Correction: First Amendment Grows, Not Wanes Among American Students

Editor's Note: This story incorrectly transposed the meaning of the chart and data reported by the Knight Foundation. It should be read as American high school students "disagreeing" more with the statement, not agreeing more with it. A corrected version of this story has been published and will be sent in the next edition of Marketing Politics Weekly.

Support for the rights the First Amendment guarantees Americans is waning among high school aged students, according to the latest edition of a bi-annual tracking study conducted by the Knight Foundation.



With the exception of students of color, the average and all other segments of high school students indicate they now agree more with the statement "The First Amendment Goes Too Far In Its Rights And Guarantees" than any other time in the 14 years its been tracking it.

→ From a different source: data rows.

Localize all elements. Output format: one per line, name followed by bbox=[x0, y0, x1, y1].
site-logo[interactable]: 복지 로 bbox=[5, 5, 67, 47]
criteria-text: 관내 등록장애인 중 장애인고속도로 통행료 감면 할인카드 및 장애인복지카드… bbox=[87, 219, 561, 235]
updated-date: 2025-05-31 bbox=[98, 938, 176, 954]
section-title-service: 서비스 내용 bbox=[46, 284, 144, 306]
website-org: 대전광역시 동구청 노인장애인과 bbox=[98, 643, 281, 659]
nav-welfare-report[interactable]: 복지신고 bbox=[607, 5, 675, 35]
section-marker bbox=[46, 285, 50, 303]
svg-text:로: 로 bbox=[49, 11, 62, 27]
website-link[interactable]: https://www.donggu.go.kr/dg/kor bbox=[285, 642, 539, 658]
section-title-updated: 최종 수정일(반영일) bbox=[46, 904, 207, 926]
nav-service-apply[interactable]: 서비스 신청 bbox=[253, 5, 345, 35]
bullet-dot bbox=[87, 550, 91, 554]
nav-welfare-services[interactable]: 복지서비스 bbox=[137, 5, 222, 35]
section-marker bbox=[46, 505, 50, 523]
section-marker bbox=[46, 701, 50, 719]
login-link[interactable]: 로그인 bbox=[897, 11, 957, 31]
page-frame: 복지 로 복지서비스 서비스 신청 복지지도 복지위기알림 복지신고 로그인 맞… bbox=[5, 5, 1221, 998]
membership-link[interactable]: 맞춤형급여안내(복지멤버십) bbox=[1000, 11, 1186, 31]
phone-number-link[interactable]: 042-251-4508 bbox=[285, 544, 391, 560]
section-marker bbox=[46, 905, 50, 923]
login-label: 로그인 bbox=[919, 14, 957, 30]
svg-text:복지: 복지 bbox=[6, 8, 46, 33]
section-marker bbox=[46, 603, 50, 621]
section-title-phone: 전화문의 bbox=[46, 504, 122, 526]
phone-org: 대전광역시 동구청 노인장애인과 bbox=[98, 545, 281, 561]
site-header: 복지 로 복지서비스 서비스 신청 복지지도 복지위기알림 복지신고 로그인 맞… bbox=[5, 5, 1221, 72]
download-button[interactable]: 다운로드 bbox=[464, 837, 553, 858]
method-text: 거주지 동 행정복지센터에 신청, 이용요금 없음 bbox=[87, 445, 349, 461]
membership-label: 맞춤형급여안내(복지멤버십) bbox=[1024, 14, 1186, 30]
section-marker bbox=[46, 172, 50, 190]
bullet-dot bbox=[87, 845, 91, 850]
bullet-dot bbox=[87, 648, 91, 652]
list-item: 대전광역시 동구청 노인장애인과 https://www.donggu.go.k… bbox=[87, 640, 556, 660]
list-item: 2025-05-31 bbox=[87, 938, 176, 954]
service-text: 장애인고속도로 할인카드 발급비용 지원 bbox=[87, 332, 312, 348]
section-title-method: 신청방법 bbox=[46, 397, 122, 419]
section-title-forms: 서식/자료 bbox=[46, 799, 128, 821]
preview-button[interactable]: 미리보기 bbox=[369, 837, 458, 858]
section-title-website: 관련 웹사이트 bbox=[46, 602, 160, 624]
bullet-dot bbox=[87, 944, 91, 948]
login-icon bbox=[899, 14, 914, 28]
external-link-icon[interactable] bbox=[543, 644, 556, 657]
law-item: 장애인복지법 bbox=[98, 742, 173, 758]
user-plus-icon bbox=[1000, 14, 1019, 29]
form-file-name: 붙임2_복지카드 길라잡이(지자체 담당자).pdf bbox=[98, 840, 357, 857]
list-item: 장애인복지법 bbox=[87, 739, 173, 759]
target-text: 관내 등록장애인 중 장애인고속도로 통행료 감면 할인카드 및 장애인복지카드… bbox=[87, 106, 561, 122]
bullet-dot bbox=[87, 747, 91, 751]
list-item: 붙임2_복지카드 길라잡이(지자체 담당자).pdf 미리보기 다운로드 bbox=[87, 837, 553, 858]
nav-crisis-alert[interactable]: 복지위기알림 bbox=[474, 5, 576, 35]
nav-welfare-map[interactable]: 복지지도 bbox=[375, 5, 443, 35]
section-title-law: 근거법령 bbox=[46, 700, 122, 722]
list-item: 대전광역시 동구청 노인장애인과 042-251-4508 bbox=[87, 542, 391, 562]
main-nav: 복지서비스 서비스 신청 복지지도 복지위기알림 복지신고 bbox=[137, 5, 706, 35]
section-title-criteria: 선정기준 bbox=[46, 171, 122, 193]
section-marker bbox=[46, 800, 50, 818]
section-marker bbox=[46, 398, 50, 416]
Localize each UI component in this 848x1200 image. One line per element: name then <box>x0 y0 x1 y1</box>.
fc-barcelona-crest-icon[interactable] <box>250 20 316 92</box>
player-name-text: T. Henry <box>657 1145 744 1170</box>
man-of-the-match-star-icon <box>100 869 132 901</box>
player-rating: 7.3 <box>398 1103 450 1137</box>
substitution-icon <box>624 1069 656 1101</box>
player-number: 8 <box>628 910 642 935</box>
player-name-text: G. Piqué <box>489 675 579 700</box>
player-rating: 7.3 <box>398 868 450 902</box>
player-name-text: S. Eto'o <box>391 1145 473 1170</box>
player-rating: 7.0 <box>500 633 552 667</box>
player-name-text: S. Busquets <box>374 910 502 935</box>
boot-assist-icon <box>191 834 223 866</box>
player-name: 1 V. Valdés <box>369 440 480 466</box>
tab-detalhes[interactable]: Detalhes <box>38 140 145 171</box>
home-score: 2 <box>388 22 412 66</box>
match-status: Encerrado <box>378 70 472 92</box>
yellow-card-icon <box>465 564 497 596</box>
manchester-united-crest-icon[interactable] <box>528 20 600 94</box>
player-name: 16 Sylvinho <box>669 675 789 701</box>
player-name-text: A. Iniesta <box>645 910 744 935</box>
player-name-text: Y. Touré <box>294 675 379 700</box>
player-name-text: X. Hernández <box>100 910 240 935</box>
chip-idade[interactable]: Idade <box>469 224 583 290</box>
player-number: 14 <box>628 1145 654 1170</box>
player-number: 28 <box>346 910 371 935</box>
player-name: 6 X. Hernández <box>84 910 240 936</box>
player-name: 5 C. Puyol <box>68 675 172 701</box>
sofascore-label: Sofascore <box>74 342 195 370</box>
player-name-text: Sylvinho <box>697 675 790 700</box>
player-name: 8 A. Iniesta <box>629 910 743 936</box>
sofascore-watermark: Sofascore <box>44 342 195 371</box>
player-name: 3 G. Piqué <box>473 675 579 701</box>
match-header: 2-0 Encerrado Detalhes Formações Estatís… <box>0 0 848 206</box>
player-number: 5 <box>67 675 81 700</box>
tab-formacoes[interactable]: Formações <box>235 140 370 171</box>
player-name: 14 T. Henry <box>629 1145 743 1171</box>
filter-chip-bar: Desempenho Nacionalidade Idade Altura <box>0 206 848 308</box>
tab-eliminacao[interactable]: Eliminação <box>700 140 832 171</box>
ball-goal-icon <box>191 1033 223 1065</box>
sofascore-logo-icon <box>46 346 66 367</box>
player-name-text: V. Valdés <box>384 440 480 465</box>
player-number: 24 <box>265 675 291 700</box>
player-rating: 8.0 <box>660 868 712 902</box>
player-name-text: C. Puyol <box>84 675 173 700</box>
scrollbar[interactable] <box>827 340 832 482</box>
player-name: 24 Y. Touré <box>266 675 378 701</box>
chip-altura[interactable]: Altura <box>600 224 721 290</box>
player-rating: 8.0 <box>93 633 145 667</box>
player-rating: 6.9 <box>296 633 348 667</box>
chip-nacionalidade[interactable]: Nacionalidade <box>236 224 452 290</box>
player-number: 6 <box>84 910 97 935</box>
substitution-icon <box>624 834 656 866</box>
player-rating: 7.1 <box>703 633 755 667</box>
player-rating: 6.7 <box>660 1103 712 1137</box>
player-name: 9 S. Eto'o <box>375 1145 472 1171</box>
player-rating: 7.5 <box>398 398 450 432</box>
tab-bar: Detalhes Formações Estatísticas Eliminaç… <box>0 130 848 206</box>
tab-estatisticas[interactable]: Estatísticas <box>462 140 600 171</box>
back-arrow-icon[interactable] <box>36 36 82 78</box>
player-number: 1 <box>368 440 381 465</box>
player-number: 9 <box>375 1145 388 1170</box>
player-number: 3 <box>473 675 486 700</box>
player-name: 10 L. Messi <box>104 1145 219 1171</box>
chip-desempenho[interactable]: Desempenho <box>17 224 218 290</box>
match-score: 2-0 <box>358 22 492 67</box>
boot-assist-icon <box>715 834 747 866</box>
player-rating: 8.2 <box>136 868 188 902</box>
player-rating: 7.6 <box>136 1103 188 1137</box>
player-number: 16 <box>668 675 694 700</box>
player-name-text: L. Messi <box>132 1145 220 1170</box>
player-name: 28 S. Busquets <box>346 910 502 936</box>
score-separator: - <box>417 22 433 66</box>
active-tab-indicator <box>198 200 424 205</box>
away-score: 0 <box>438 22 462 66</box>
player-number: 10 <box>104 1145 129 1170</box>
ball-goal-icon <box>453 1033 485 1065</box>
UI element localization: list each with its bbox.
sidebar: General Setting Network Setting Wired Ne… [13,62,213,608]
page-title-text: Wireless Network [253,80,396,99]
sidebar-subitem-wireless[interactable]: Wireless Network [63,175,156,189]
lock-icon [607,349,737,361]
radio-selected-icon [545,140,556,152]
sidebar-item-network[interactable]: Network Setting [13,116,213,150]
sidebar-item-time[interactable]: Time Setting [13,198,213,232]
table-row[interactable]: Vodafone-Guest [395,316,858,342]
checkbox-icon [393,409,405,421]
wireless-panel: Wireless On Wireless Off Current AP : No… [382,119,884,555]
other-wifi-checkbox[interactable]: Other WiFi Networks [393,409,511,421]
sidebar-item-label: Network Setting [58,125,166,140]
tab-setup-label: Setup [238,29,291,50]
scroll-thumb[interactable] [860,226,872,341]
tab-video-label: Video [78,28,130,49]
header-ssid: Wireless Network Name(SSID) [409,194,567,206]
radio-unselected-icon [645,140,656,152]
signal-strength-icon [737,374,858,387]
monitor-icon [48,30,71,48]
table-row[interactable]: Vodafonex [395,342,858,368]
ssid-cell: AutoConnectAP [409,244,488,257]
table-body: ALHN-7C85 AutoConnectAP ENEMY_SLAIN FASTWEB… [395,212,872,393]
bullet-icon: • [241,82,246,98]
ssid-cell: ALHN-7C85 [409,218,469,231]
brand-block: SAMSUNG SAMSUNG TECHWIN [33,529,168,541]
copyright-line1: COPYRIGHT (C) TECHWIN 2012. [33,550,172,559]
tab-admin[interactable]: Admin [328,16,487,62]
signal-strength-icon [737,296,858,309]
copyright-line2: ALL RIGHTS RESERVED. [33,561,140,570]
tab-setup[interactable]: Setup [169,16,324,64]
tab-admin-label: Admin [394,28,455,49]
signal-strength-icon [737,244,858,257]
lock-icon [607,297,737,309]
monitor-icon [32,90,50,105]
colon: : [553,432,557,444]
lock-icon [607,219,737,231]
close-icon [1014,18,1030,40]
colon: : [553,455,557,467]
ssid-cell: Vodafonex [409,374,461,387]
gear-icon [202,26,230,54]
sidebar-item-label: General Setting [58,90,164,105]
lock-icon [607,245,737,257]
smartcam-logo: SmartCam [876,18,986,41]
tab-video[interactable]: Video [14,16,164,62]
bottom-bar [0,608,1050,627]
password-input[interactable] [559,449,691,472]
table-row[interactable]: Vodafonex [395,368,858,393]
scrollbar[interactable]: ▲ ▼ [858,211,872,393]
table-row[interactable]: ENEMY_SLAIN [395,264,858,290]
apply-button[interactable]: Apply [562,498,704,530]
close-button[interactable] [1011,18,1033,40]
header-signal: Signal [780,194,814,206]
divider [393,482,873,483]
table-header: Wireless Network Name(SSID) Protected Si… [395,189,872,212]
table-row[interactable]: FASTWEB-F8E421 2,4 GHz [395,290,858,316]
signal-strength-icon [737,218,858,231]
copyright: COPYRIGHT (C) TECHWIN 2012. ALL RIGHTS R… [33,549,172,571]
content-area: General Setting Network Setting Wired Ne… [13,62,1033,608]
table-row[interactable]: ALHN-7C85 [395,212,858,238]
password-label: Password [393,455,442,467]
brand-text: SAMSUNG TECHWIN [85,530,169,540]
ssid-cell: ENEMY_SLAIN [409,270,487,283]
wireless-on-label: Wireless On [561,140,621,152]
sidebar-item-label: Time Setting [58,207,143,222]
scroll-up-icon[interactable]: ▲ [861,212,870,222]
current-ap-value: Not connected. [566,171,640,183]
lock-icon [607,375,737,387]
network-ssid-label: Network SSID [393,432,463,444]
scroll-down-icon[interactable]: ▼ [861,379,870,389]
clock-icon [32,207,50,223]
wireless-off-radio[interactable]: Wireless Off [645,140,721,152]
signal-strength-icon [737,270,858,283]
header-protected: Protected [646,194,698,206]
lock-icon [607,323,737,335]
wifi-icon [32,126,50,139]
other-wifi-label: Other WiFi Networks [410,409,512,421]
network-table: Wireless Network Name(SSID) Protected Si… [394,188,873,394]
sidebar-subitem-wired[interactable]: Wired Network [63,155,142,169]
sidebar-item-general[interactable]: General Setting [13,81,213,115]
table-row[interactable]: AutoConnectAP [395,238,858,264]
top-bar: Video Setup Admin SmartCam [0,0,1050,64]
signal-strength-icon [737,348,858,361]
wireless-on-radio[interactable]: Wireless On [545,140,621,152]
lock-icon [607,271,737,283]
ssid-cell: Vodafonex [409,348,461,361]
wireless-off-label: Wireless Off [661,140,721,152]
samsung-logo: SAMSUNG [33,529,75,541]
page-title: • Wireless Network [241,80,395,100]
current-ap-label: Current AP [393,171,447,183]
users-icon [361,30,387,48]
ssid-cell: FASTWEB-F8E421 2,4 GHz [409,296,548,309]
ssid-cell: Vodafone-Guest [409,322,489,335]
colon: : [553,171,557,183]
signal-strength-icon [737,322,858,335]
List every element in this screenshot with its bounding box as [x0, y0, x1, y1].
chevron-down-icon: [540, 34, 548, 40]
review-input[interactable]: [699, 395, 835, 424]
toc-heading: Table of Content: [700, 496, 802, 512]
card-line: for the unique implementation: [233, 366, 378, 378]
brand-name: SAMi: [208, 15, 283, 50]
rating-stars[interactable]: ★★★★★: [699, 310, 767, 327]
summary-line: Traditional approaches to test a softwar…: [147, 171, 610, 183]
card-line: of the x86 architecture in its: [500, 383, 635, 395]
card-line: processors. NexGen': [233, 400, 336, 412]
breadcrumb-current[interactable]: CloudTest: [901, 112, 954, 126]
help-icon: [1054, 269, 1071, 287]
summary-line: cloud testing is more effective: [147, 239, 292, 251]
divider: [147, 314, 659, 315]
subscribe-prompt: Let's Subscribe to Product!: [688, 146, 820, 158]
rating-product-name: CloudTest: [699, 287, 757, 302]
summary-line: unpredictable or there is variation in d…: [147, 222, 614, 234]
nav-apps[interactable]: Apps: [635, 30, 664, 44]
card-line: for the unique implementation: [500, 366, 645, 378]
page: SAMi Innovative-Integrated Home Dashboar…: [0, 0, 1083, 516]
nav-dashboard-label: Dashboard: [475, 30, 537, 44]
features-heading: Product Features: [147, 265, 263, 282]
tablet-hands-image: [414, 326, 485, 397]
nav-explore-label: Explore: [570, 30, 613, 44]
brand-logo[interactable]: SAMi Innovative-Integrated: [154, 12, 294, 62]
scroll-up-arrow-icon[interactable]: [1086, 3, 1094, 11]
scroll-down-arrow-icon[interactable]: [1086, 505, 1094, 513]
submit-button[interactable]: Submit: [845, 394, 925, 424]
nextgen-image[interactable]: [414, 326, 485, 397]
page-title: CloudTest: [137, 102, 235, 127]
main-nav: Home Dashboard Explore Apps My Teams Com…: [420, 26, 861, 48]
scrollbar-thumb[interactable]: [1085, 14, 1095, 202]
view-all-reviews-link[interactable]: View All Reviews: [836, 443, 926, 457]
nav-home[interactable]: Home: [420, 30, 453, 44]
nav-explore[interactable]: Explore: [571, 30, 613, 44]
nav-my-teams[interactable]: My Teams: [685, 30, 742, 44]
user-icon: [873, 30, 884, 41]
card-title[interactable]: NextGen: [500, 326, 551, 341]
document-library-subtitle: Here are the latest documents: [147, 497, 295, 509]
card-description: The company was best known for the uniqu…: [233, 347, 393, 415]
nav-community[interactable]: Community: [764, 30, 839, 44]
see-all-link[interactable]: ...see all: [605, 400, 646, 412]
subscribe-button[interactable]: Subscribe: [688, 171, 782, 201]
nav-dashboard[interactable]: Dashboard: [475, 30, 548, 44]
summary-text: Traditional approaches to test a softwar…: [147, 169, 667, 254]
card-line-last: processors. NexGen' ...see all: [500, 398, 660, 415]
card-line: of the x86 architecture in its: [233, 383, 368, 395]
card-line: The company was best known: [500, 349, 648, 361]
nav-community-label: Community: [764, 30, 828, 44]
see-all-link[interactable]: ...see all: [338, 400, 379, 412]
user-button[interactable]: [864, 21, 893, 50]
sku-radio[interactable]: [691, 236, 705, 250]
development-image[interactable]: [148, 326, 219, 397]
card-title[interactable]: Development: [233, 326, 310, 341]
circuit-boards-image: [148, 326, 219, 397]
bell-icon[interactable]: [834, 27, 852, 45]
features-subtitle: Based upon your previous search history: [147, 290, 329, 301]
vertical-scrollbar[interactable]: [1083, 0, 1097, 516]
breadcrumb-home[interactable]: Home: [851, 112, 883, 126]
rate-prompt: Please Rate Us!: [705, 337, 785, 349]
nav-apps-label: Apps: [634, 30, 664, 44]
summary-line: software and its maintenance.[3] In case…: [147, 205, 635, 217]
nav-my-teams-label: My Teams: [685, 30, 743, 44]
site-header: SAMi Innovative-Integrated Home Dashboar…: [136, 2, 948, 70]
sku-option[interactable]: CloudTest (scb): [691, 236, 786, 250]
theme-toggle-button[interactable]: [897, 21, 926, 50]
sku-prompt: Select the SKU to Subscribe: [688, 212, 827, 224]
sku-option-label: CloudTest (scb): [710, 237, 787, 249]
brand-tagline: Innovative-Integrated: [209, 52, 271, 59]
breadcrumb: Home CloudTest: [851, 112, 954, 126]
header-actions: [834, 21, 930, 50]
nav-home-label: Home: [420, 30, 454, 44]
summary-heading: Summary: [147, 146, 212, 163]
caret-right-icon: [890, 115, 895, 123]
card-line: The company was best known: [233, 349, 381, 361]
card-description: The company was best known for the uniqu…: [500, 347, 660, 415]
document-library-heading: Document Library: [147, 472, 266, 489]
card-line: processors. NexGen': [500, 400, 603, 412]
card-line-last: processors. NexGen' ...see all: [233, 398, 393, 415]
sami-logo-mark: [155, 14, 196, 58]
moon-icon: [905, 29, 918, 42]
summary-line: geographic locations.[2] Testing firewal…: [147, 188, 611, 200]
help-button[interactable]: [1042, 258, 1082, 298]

"These patterns are roughly consistent with those observed among college-age students," he report's authors note, adding, "More research on underlying causes must be done to understand this, although the contentious cultural and political atmosphere during the 2016 election and after — characterized by emboldened anti-immigrant, misogynistic and ethnic nationalist rhetoric — certainly would be a plausible explanation. As high-profile events such as the white supremacist rally in Charlottesville, Virginia, in August 2017 and the mass shootings in El Paso, Texas, and Dayton, Ohio, in August 2019 (at least one of which was linked to white supremacy) play out, a reaction to the structure of the public sphere might be expected among marginalized, nonwhite, and non-male-identifying groups."